I see us now as if it were yesterday. Haversacks, plastic macs, grease-proof packed lunches, hapless speculations, sinking steadily into glumness. And only I have the picture of that day, however imperfectly, imprinted in my mind. Michael is long gone; just a few short years after that day – chance, of course! – taking a corner a bit too fast near the Victoria Falls. Barney (Brian Bailey, really) also dead, not so very long ago. Of course, I had not thought of him, much less seen him in more than forty years.
For Hutton, Compton, Lindwall, Hassett, Laker, Evans and the rest, the brief poem is long over. They too have all departed for the far pavilions. Unbelievably, cricket itself has done much the same. And in its place an often graceless, often grotesque travesty. Impeccable, unimpeachable, even on that gloomiest of days, those giants we saw then have left behind them only vacant plots.

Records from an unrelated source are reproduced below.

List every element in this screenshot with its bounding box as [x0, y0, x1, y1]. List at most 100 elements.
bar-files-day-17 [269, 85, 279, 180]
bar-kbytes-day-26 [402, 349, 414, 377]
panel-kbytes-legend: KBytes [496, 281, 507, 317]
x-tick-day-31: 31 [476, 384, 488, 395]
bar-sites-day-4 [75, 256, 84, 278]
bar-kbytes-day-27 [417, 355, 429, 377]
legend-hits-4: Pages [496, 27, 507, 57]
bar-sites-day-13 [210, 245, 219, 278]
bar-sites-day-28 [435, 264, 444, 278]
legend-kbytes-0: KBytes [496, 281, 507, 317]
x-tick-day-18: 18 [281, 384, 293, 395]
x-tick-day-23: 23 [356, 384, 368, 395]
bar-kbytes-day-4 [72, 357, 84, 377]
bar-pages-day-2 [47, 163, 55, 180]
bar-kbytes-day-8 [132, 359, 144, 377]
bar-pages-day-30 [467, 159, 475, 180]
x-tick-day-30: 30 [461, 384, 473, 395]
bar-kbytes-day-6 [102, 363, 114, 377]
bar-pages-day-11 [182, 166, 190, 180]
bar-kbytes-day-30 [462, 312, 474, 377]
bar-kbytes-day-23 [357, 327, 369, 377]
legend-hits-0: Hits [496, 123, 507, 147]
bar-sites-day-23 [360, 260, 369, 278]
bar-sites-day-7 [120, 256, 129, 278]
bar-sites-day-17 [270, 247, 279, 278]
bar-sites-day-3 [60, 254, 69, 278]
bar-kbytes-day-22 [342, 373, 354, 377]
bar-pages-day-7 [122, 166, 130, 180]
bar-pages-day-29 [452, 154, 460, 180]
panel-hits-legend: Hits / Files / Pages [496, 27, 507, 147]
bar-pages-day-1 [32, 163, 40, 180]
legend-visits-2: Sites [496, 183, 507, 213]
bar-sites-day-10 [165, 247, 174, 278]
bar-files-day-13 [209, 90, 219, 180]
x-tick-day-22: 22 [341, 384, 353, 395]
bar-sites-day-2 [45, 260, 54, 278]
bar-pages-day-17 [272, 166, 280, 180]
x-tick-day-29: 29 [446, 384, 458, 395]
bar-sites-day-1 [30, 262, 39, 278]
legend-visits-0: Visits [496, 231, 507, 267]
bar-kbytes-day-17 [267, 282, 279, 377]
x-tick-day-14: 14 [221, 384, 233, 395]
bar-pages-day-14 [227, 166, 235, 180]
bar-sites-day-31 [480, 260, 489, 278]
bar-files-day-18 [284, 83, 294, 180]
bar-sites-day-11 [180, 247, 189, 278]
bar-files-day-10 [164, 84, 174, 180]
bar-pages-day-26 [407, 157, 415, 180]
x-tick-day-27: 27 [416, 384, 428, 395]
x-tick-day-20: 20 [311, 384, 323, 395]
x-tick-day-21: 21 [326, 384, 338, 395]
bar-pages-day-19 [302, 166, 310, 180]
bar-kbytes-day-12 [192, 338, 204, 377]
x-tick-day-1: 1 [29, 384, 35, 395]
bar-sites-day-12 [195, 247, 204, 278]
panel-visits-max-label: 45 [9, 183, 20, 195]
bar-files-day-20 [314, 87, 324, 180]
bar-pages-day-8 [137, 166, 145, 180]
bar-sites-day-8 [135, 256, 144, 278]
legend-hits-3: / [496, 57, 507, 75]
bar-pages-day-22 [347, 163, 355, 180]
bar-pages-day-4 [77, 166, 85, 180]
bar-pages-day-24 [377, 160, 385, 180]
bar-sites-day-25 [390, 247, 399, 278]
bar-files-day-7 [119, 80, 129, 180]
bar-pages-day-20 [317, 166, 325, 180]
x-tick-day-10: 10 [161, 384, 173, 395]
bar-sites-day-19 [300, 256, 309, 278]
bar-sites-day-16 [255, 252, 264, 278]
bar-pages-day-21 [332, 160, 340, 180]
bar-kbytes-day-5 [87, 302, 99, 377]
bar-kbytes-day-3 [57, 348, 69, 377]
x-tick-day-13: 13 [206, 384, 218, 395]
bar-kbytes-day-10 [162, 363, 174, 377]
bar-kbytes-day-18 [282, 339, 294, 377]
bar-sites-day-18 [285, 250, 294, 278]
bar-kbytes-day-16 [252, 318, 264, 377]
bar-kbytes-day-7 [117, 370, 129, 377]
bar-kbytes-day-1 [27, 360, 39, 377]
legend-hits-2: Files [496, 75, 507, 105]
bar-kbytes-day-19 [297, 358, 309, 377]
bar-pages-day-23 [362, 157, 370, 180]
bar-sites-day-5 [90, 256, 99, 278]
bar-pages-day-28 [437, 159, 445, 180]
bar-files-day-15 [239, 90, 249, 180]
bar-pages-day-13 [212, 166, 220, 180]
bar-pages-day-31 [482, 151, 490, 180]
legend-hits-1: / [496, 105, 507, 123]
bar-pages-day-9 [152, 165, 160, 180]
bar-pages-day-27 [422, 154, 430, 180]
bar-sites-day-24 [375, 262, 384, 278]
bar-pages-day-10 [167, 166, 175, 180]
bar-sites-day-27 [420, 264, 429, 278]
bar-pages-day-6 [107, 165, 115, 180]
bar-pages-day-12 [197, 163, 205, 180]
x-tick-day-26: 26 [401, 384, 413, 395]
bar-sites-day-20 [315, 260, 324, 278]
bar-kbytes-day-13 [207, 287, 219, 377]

Years at KBGS e.g. 1958-1964 (optional) 1951-58
Current location (optional) Mid-Lancashire/ East Yorkshire
Great story Doug; evocative even for a cricket-hater like me. Even I knew those names: Graveney, Edrich, Laker, Bailey and of course Compton and Hutton; though their faces were less well known to me than those of the Aussies of a much greater sport: Hoad, Rosewall, Emerson and Laver. I felt what you must of gone through on that gloomy day. Luckily I do not remember being disappointed by a similar outing around the same time when my dad took me to Huddersfield to see them play Blackpool and marvel at the magic feet and gliding, feinting beauty of Matthews on the wing. The outcome didn't matter. I don't even remember it.